List datasets and usage:
zfs list
zpool status
Look for things like:
- Degraded pools
- Failed disks
- Rebuild progress
- SMART errors bubbling up from underlying hardware
ZFS provides more detail about underlying disks than almost any other filesystem.
pveperf
The pveperf tool is a really helpful tool that helps with spotting Proxmox performance issues.
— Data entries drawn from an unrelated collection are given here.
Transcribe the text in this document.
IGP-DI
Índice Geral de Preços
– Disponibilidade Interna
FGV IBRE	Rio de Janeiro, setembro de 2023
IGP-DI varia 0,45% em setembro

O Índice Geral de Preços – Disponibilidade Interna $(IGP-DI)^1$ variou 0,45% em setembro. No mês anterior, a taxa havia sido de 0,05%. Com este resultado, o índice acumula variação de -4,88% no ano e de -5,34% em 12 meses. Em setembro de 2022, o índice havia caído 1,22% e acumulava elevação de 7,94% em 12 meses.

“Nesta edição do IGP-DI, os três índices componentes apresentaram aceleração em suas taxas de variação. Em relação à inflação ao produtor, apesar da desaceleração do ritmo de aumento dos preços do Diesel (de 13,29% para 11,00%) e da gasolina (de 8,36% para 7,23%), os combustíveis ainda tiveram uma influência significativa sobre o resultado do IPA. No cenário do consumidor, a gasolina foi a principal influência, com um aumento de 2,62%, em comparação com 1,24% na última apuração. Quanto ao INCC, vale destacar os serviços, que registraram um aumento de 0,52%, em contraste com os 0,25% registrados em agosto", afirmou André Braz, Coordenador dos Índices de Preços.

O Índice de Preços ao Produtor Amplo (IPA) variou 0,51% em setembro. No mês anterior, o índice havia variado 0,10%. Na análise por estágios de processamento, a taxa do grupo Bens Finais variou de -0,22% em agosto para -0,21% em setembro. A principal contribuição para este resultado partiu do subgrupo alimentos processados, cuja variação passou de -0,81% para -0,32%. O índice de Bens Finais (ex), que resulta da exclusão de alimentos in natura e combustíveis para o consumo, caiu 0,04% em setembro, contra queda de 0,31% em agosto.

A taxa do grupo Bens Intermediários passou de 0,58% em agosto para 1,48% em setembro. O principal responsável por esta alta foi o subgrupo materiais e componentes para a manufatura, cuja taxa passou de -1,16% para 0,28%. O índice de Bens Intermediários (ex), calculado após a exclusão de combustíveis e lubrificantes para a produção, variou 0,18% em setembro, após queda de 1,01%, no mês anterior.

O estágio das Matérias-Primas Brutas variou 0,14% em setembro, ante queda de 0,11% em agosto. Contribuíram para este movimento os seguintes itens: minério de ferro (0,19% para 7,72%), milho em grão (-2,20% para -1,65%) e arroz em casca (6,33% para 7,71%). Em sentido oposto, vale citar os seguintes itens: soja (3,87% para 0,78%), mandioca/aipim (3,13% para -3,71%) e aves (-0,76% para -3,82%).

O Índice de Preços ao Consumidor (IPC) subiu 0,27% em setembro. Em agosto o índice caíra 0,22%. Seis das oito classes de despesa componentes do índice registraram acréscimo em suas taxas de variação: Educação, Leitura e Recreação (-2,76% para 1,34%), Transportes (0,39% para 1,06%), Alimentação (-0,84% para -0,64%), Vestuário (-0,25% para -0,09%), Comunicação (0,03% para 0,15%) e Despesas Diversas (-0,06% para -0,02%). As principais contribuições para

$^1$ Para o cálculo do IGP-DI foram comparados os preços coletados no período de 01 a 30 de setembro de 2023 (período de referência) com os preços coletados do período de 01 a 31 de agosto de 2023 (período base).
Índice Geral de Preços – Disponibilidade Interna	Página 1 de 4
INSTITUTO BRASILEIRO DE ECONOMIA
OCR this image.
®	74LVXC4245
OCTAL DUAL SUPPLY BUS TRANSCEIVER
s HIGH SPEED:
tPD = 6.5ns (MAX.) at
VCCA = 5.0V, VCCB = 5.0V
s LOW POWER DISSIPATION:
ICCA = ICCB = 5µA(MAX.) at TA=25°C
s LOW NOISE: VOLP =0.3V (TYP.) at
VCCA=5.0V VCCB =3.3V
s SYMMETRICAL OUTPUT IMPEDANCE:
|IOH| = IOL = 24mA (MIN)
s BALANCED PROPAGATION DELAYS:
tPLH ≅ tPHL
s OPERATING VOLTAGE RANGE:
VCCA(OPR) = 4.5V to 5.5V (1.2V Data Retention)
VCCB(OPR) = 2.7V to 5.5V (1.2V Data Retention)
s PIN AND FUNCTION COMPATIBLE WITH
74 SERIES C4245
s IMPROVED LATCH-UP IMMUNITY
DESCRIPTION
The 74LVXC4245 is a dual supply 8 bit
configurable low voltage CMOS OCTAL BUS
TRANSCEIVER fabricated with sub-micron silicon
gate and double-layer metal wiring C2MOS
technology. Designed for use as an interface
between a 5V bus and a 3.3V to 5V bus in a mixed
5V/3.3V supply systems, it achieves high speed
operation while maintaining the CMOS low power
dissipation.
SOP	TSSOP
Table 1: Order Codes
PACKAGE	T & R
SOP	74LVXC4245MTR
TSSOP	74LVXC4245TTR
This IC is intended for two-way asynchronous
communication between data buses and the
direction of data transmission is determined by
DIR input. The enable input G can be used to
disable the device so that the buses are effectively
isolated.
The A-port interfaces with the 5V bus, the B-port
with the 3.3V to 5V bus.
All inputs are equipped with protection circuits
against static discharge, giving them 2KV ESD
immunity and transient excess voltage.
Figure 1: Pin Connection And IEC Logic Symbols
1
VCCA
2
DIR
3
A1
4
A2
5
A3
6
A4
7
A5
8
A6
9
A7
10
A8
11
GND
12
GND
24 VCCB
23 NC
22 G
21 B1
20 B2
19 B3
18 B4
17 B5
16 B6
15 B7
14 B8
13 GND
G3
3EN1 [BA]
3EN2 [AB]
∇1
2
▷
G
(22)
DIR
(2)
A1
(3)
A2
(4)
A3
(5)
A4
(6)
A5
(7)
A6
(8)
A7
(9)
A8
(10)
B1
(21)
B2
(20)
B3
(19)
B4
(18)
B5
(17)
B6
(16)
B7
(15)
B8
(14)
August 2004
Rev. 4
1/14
It is not made for synthetic testing but instead of that, it helps you spot slow storage, swap, or issues with the CPU.
pveperf
You will see measurements for:
- FSYNCS per second
- L1/L2 cache performance
- Disk throughput
- Storage latency
If VMs feel sluggish out of nowhere, pveperf is a great place to begin comparing historical performance.
smartctl
The smartctl tool helps you diagnose disk failures or slow performance based on SMART data. This tools helps surface SMART errors on SSDs, NVMe drives, or spinning disks before an all out failure happens.
Check smart information on a particular drive.
smartctl -a /dev/sda
Check NVMe drives:
smartctl -a /dev/nvme0n1
Run a drive self test:
smartctl -t short /dev/sda
If you experience I/O waits, slow ZFS rebuilds, or strange kernel logs, always check smartctl.
Wrapping up
Troubleshooting in the home lab I can guarantee is one of the best “skill multipliers” that you can use to level-up your expertise. When you know how to quickly diagnose issues using the right Linux commands, you will know more than most other engineers know to be honest. Before someone can Google or pull up their favorite AI chat interface, you will be able to run 1-3 commands and be getting close to a root cause. These 15 commands are ones that will get you through almost any issue you face running Linux in a home lab or even production environment in 2025 and beyond. I use one of these at least every day when working with Linux machines, troubleshooting, configuring, etc. What about you. What commands do you include on your must-know troubleshooting commands for Linux?